Multilingual Support - Concepts and Terminology

=== Top of the Swiki === Attachments ===

Multilingual Support - Concepts and Terminology

[27-Sep-99 / hh] Excellent illustrative summary:
http://www-4.ibm.com/software/developer/library/utfencodingforms/index.html
Emphasizes the distintion between representation and rendering (character and glyph).

Glossary: http://www-4.ibm.com/software/developer/library/glossaries/unicode.html

Citation from: http://lcweb.loc.gov/marc/marbi/1998/98-18.html

This note follows the terminology practice of international standards that refer to a sequence of eight bits as an octet rather than a byte, even though in today's world a byte is almost always an octet.

Unicode (trademark) is the coded character set now defined by The Unicode Standard, Version 2.0, but it should be understood to include later versions as they result from the process of maintaining the exact correspondence of character repertoire and code point assignments with ISO/IEC 10646. Though they are identical in those respects, Unicode differs from ISO/IEC 10646 in defining character semantics and properties to facilitate interoperability between conformant applications. These definitions, incorporated in The Unicode Standard, Version 2.0, are an integral part of the concept of Unicode.

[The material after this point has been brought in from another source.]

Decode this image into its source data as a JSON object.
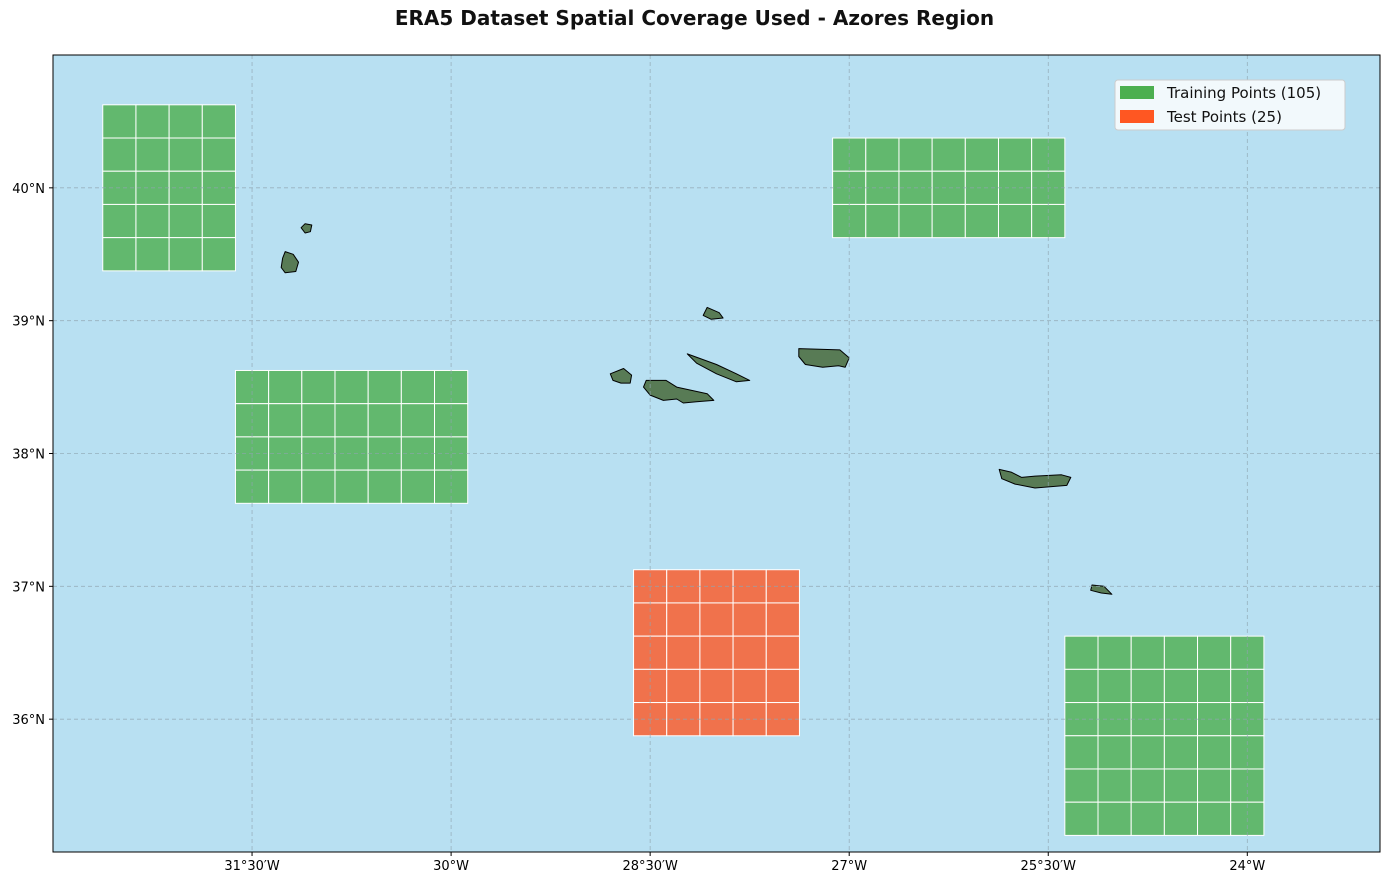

ISO/IEC 10646, the Universal Character Set (UCS) standard, defines two forms of encoding. The more capacious requires 31-bits per character, permitting the definition of a very large repertoire. Because a 31-bit character occupies four octets, this form is known as UCS-4. The other form requires 16 bits (two octets) per
character; hence it is called UCS-2. The 65,535 values that can be represented in UCS-2 are enough to encompass most of the characters used in contemporary languages, and UCS code values for them have been assigned in that range. The set of possible UCS-2 values therefore has another name, the Basic Multilingual Plane (BMP) of the UCS.

No UCS character assignments outside the BMP have been made. The character repertoires and code value assignments in the BMP and in Unicode are the same.
In this sense Unicode and the UCS BMP are effectively synonymous. Unicode includes a stratagem, "surrogates," that can provide access to roughly a million non-BMP characters that may be assigned in the future. Such assignments are likely as coverage of ideographs becomes more comprehensive.

Another ISO/IEC 10646 concept is the UCS Transformation Format (UTF). UTFs are alternative representations of UCS-4 and UCS-2. They are designed to enable communication protocols to transfer UCS data without confusion or loss. A feature of UTF representation is that not all characters require the same number of bits.

UTF-16 expresses a UCS character as a sequence of one or more 16-bit sequences. This format is a "transformation" only for characters that cannot be represented in UCS- 2. For those that can, the UCS-2 and UTF-16 encodings are identical.

UTF-8 provides for safe transmission in 8-bit environments, such as the Internet. It expresses a character as one or more octets. ASCII characters require a single octet. Other BMP characters require two or three. An 8-bit ASCII character and its UTF-8 encoded value are identical.

UTF-7, devised to support 7-bit transfer protocols such as MIME, also expresses characters as sequences of octets but necessarily uses a more restrictive rule than UTF-8 about what each octet can contain.

USM-94. During its deliberation, the task force found it convenient to have a concise way to refer to the USMARC character repertoire and encoding that are currently in use; that is, to abbreviate "the ASCII and ANSEL character sets (except for certain ANSEL characters,) special escape sequences for a limited set of
subscripts, superscripts, and Greek letters, and the ISO 2022 (X3.41) escape sequences for Arabic, Cyrillic, Hebrew and CJK, and the character sets to which those sequences provide access." The term USM-94 has been coined for this purpose.